Empa Swiss Federal Laboratories for Materials Science and Technology, Duebendorf, Switzerland
www.empa.ch

Natural joints can wear out due to daily stress and body movement, so you would expect that an artificial joint replacement would be the answer. However, even the best artificial joints can undergo wear, and wear particles can trigger unwanted immune reactions, making it necessary to replace the joint.

Fig. 1 – Three intervertebral disc implants. On the right is the uncoated implant, in the middle is the DLC-coated implant with the unsatisfactory bonding agent and the corresponding corrosion, and on the left is the stable DLC-coated implant optimized by Empa.
This is normally a standard procedure that can be repeated up to three times with most implants. But, since bone material is lost each time an implant is explanted, the new joint has to replace more bone and is, therefore, larger.
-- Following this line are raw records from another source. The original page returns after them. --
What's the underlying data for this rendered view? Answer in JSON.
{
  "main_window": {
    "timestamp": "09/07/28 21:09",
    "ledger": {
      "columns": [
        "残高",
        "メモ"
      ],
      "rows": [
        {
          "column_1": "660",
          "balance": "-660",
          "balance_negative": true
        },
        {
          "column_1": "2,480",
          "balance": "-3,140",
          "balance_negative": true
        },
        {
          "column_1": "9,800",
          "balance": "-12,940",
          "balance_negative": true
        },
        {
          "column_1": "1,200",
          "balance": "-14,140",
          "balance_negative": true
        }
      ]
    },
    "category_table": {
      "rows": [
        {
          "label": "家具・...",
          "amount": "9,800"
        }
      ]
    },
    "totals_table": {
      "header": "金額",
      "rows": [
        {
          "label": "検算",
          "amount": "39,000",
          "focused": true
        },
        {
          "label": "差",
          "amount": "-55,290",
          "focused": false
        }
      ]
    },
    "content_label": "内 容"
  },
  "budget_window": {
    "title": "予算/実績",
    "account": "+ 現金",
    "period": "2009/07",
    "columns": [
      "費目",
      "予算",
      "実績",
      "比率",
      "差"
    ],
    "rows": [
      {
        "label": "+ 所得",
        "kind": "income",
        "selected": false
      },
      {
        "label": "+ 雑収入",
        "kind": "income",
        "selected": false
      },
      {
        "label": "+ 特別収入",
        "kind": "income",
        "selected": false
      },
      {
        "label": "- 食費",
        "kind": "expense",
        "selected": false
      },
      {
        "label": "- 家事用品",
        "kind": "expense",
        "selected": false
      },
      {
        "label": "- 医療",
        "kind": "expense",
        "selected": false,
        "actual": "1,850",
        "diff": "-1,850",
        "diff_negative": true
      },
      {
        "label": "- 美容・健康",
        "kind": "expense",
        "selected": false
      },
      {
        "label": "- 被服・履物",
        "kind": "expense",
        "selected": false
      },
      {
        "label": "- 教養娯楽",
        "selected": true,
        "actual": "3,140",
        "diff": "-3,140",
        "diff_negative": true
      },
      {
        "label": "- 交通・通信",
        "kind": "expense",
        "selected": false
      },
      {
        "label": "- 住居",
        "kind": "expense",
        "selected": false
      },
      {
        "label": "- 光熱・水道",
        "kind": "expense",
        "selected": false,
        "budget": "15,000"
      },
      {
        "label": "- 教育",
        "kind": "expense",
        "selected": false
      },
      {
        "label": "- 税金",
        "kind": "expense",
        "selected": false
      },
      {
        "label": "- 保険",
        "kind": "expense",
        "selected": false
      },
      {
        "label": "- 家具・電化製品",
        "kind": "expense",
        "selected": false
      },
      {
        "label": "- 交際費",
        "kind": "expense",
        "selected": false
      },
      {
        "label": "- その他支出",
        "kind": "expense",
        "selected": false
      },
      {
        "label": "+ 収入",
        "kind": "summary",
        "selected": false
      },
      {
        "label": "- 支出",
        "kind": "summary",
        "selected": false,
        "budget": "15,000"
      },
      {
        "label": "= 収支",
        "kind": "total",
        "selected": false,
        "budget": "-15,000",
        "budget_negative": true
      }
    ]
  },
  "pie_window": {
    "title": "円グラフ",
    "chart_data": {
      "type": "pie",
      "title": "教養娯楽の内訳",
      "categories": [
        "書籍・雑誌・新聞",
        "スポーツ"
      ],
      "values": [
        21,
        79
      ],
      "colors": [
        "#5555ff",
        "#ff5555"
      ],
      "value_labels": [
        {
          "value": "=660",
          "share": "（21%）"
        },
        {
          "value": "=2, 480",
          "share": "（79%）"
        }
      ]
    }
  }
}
However, in the case of intervertebral discs, this is virtually impossible. They are too close to spinal nerves and tissue structures that could be damaged by another operation.

Dangerous Discs

A team of researchers at the Empa Swiss Federal Laboratories for Materials Science and Technology, Duebendorf, Switzerland, explains that up until now, intervertebral discs have not been replaced by mobile joints, but by socalled cages, a kind of place holder that both supports and allows the adjacent vertebrae to grow and fuse together. However, this causes stiffening at the point where the disc had provided adequate freedom of movement. Over the years, this stiffening can result in the adjacent discs also having to be reinforced due to the increased stress on them. Mobile intervertebral disc implants could reduce this problem. However, many products currently available carry the risk of triggering allergies or rejection reactions due to material abrasion.

Fig. 2 – Shown is the simulator, which tested the Empa joint implants for five years.
Initial attempts to increase the lifespan of artificial joints were made by various manufacturers in the past using a super-hard coating made of DLC (diamond-like carbon), with disastrous consequences. Approximately 80 percent of DLC-coated hip joints failed within just eight years.

Researchers at Empa’s Laboratory for Nanoscale Materials Science investigated this problem and found that the implant failure did not originate from the coating itself, but was caused by the corrosion behavior of the bonding agent between the DLC layer and the metal body. This layer was made of silicon, which corroded over the years, causing it to flake, and this subsequently led to increased abrasion and bone loss.

Search for a New Bonding Agent

Their goal was to find a bonding agent that does not corrode and that lasts a lifetime in the body. The researchers searched laboriously, saying that they tried half the periodic table. The winner? Tantalum was their choice to be used as the bonding agent. A tantalum coating was tested in a mobile disc implant and the researchers simulated 100 million cycles, or about 100 years of movement in a specially designed joint simulator. The small intervertebral disc implant held out, remaining fully operational with no abrasion or corrosion, they said. They plan to test the new bonding agent in combination with DLC coatings for other joints.